I recently watched a great miniseries on Netflix called The Tokyo Trial that recounted the war crimes tribunal which tried those in Japan after World War II. This trial happen after the famous Nuremberg Trials, was staged in its shadow, and had to uphold some of the precedents just recently adjudicated in Nuremberg.
In the film, the judges are seen privately deliberating the three categories of crimes in which the defendants are to be judged. The categories are crimes against peace, crimes against humanity, and conventional war crimes. The most contentious debate was about crimes against peace, or stated another way, crime of aggression.
Here is the basic argument. Those who perpetrate war (and lose) should be punished for any aggression that they perpetrated during the war. Without getting too deep into the weeds of what constitutes a just war, one of the characters posed a conundrum that resonated with me. I will paraphrase:
War is hell. When a war is finished we look back and see the inhumanity that it is. We want to punish the losers for the inhumanity we bear witness to.

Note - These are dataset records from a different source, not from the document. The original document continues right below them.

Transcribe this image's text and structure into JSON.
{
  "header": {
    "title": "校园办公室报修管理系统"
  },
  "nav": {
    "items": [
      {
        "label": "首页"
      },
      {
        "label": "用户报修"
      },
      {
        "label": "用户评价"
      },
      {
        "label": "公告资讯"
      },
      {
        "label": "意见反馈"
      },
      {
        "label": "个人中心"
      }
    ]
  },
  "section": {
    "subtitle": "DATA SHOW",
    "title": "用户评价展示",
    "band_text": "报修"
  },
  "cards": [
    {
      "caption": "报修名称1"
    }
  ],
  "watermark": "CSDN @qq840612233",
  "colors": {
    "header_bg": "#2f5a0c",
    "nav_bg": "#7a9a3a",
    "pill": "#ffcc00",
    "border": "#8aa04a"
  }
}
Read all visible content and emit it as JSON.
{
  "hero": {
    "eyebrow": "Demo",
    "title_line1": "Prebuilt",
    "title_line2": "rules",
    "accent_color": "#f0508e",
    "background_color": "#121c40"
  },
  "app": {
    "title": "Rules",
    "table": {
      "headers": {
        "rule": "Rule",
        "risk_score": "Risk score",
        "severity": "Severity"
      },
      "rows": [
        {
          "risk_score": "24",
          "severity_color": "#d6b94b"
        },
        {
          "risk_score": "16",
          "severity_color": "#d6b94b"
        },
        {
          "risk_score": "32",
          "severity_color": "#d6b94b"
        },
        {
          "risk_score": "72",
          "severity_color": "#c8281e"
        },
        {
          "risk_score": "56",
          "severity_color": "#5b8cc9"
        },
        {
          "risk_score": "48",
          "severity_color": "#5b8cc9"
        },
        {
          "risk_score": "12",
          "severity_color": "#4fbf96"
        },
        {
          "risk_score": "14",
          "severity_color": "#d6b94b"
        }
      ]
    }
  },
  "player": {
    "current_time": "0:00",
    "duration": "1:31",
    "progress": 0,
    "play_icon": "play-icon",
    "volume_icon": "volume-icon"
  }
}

However, they argued, the world has not yet reached a place in which the inhumanity of war may be called a crime. War itself, and by extension the perpetration of war (it was argued) could not be considered a crime.
As I look around the world, and see the formal (and informal) violence that is perpetrated by individuals, groups, and nations, I wonder if we are any closer to the ideal that war itself should be a crime. I wonder if we will reach a point that we all see the hell of it, and do the work necessary to end war as a means to an end.